Answer (necessarily a bit subjective):

$\quad$ Multivariate calculus - no
$\quad$ Linear algebra - yes (for those infinite dim spaces), but 98% of coursework not dependent on it
$\quad$ Abstract algebra (Junior level?) - perhaps

If you are taking a real-analysis courses, you might be interested in

In mathematics, the axiom of dependent choice, denoted by $\mathsf {DC}$, is a weak form of the axiom of choice ($\mathsf {AC}$) that is still sufficient to develop most of real analysis.
It was introduced by Bernays (1942).

See wikipedia - Axiom of dependent choice

For example, you need $\mathsf {DC}$ to prove the following statement:

If $(p_n)$ is a sequence in a compact metric space $X$, then some subsequence of $(p_n)$ converges to a point of $X$.

$\quad$ (see for example Rudin's Theorem 3.6)

Most undergraduate students in advanced calculus will see the implicit use of $\mathsf {DC}_{\mathbb R}$, but you can't beat calculus for those math-intuition-insight correlations.

Answer 7

Already mentioned in the answer by @Asaf Karagila:

The Axiom of Choice is required to prove a basic fact from elementary set theory, commonly used in calculus:

Let $f : A \to B$ be a surjection. Then $f$ has a right inverse, i.e. there exists a function $g : B \to A$ such that $f \circ g = \mathrm{id}_B$.

Proof:

Since $f$ is surjective, $f^{-1}(\{y\})$ is nonempty for every $y \in B$. Hence, $\{f^{-1}(\{y\}) : y \in B\}$ is a family of nonempty pairwise disjoint sets. Using The Axiom of Choice, choose $x_y \in f^{-1}(\{y\})$, and define $g(y) = x_y$ for every $y \in B$. We have $f \circ g = \mathrm{id}_B$, by definition of $g$.

In contrast to this, the converse claim does not require Choice:

Let $f : A \to B$ be right-invertible. Then $f$ is surjective.

Proof:

Since $f$ is right-invertible, there exists $g : B \to A$ such that $f \circ g = \mathrm{id}_B$. Let $y \in B$, and consider $g(y) \in A$. We have $f(g(y)) = y$, by definition of $g$. Therefore, $f$ is surjective.

A similar fact that $f$ is injective if and only if it is left-invertible also follows without Choice.

Answer 8

I realise this is not at all at basic undergraduate level (in fact, it is rather technical), but I think it is a good addition to the results mentioned above.

The existence of a non Lebesgue measurable set is independent of ZF set theory and requires Axiom of Choice. This is a classical result due to Solovay.

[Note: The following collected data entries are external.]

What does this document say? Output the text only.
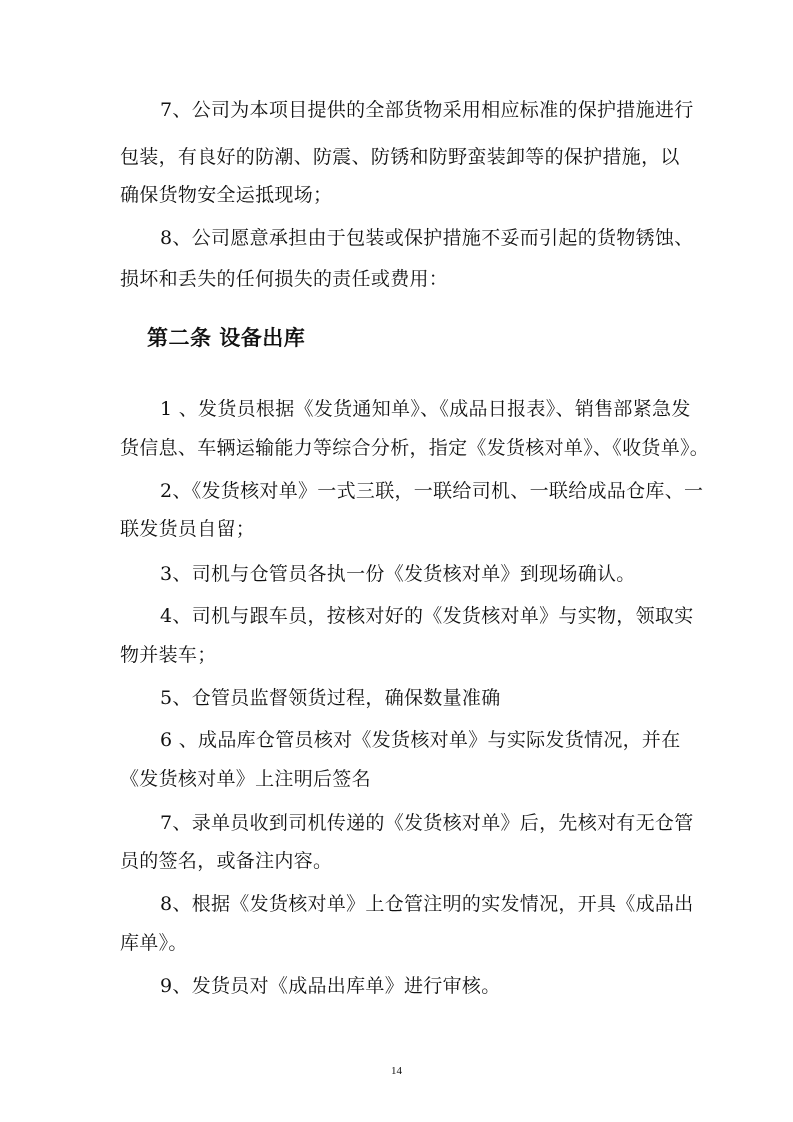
7、公司为本项目提供的全部货物采用相应标准的保护措施进行
包装，有良好的防潮、防震、防锈和防野蛮装卸等的保护措施，以
确保货物安全运抵现场；
8、公司愿意承担由于包装或保护措施不妥而引起的货物锈蚀、
损坏和丢失的任何损失的责任或费用：
第二条 设备出库
1 、发货员根据《发货通知单》、《成品日报表》、销售部紧急发
货信息、车辆运输能力等综合分析，指定《发货核对单》、《收货单》。
2、《发货核对单》一式三联，一联给司机、一联给成品仓库、一
联发货员自留；
3、司机与仓管员各执一份《发货核对单》到现场确认。
4、司机与跟车员，按核对好的《发货核对单》与实物，领取实
物并装车；
5、仓管员监督领货过程，确保数量准确
6 、成品库仓管员核对《发货核对单》与实际发货情况，并在
《发货核对单》上注明后签名
7、录单员收到司机传递的《发货核对单》后，先核对有无仓管
员的签名，或备注内容。
8、根据《发货核对单》上仓管注明的实发情况，开具《成品出
库单》。
9、发货员对《成品出库单》进行审核。
14
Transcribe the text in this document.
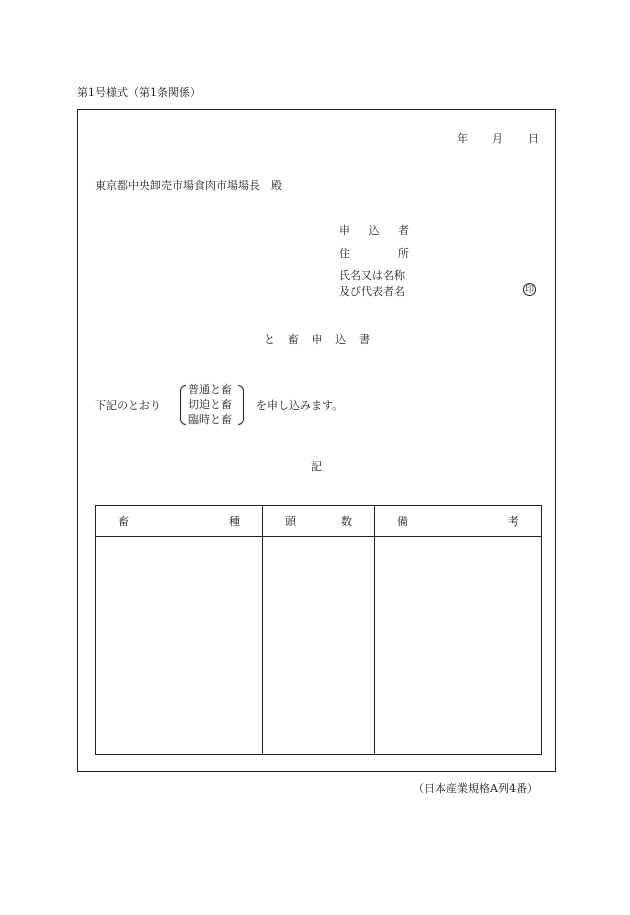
第1号様式（第1条関係）
年 月 日
東京都中央卸売市場食肉市場場長　殿
申 込 者
住	所
氏名又は名称
及び代表者名	印
と 畜 申 込 書
下記のとおり
普通と畜
切迫と畜
臨時と畜
を申し込みます。
記
畜 種	頭 数	備 考

（日本産業規格A列4番）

However Thychonoff's Theorem, that the product of any collection od topological spaces is compact with respect to product topology is a classical undergraduate level result which is equivalent to Axiom of Choice (apologies if this is mentioned earlier).

Answer 9

Again, more upper-level undergrad, or intro grad level: "in a commutative ring, every proper ideal is contained in a maximal ideal" is equivalent to AC.